There are two ways to get a degree: study online or study on campus. Both can have their advantages and drawbacks. This guide compares the two options to help you decide which is better for you.
As I am writing this now, my daughter is actually studying for her Law Degree. Although she is meant to be doing her studies on campus, she has spent most of her first year in her bedroom doing online studies. I don’t think she has seen each of her lecturers face to face more than twice!
And to think, she really wanted to study on campus. The current state of the pandemic means we have to consider both options carefully.
What is your learning style?
Some people learn better in a face-to-face environment. Being able to easily study with fellow course mates could also be motivational for some people. If you’re the type of person that benefits from this type of study, then learning on campus could be the better option.
Alternatively, you may find that you study better alone. If you’re easily distracted by other people and are very good at working things out yourself, studying at home could be well-suited to you. You’ll still be able to ask questions to tutors and will still have the support there if you need it, but all communication will be done remotely.
Can you afford to live on campus?
Living on campus means having to pay for accommodation. Student accommodation is generally cheaper to rent than regular accommodation, however, it’s still an extra expense that you may not have to pay when studying at home.
If you’re trying to save money or you already have other expenses to pay, you may find that it’s better to study at home. If you think you can afford accommodation and the other expenses that come with student life, then give studying on campus a go.

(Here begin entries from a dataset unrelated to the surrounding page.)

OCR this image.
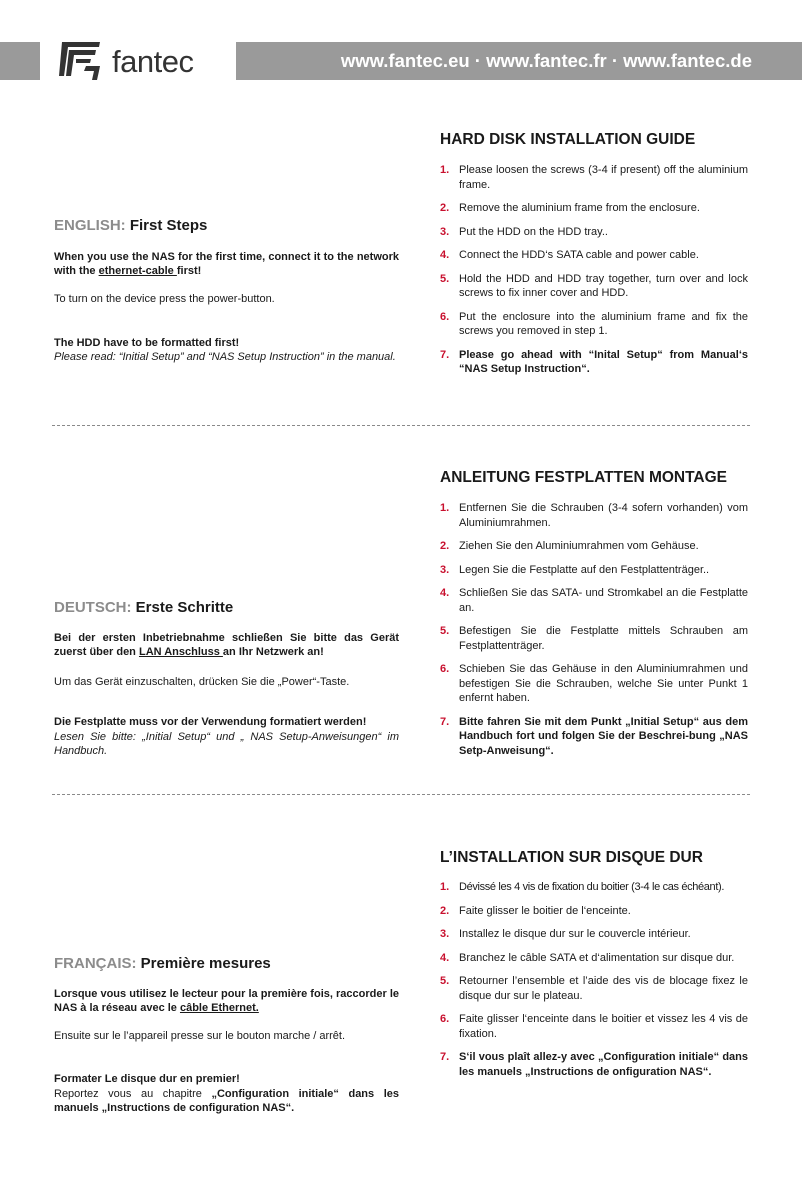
fantec	www.fantec.eu · www.fantec.fr · www.fantec.de
HARD DISK INSTALLATION GUIDE
1. Please loosen the screws (3-4 if present) off the aluminium frame.
2. Remove the aluminium frame from the enclosure.
3. Put the HDD on the HDD tray..
4. Connect the HDD‘s SATA cable and power cable.
5. Hold the HDD and HDD tray together, turn over and lock screws to fix inner cover and HDD.
6. Put the enclosure into the aluminium frame and fix the screws you removed in step 1.
7. Please go ahead with “Inital Setup“ from Manual‘s “NAS Setup Instruction“.
ENGLISH: First Steps
When you use the NAS for the first time, connect it to the network with the ethernet-cable first!
To turn on the device press the power-button.
The HDD have to be formatted first!
Please read: “Initial Setup” and “NAS Setup Instruction” in the manual.
ANLEITUNG FESTPLATTEN MONTAGE
1. Entfernen Sie die Schrauben (3-4 sofern vorhanden) vom Aluminiumrahmen.
2. Ziehen Sie den Aluminiumrahmen vom Gehäuse.
3. Legen Sie die Festplatte auf den Festplattenträger..
4. Schließen Sie das SATA- und Stromkabel an die Festplatte an.
5. Befestigen Sie die Festplatte mittels Schrauben am Festplattenträger.
6. Schieben Sie das Gehäuse in den Aluminiumrahmen und befestigen Sie die Schrauben, welche Sie unter Punkt 1 enfernt haben.
7. Bitte fahren Sie mit dem Punkt „Initial Setup“ aus dem Handbuch fort und folgen Sie der Beschrei-bung „NAS Setp-Anweisung“.
DEUTSCH: Erste Schritte
Bei der ersten Inbetriebnahme schließen Sie bitte das Gerät zuerst über den LAN Anschluss an Ihr Netzwerk an!
Um das Gerät einzuschalten, drücken Sie die „Power“-Taste.
Die Festplatte muss vor der Verwendung formatiert werden!
Lesen Sie bitte: „Initial Setup“ und „ NAS Setup-Anweisungen“ im Handbuch.
L’INSTALLATION SUR DISQUE DUR
1. Dévissé les 4 vis de fixation du boitier (3-4 le cas échéant).
2. Faite glisser le boitier de l‘enceinte.
3. Installez le disque dur sur le couvercle intérieur.
4. Branchez le câble SATA et d‘alimentation sur disque dur.
5. Retourner l’ensemble et l’aide des vis de blocage fixez le disque dur sur le plateau.
6. Faite glisser l‘enceinte dans le boitier et vissez les 4 vis de fixation.
7. S‘il vous plaît allez-y avec „Configuration initiale“ dans les manuels „Instructions de onfiguration NAS“.
FRANÇAIS: Première mesures
Lorsque vous utilisez le lecteur pour la première fois, raccorder le NAS à la réseau avec le câble Ethernet.
Ensuite sur le l’appareil presse sur le bouton marche / arrêt.
Formater Le disque dur en premier!
Reportez vous au chapitre „Configuration initiale“ dans les manuels „Instructions de configuration NAS“.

Do you have other commitments?
Many people who study online do so as a way of juggling other commitments. An online course allows you to study more flexibly – you don’t have to attend seminars and lectures at specific times. This allows you to still look after kids or continue a full-time job. Not having to travel to a campus to study can also be beneficial if you need to stay local for work or kids.
If you don’t have any commitments, studying on campus is likely to be a much more feasible option. There’s nothing keeping you back home, so why not take the chance to live somewhere else? So long as you don’t choose a university that is too far away, you can still make regular visits back home.
What about the full student experience?
A lot of people don’t just attend university for the education. It’s also an opportunity to live away from parents, make new friends, learn responsibility and have fun while doing it. When you study online, you miss out on house parties and to some extent, independence. If you’re still young, this is something to consider.
If you’re a little older, living the ‘student experience’ may not be necessary. You may have already done your fair share of partying and already learned many life skills, in which case you may be better off studying online.
Even if you’re still young, you may not necessarily be interested in living the student lifestyle – if education is all you want, an online course will provide just this.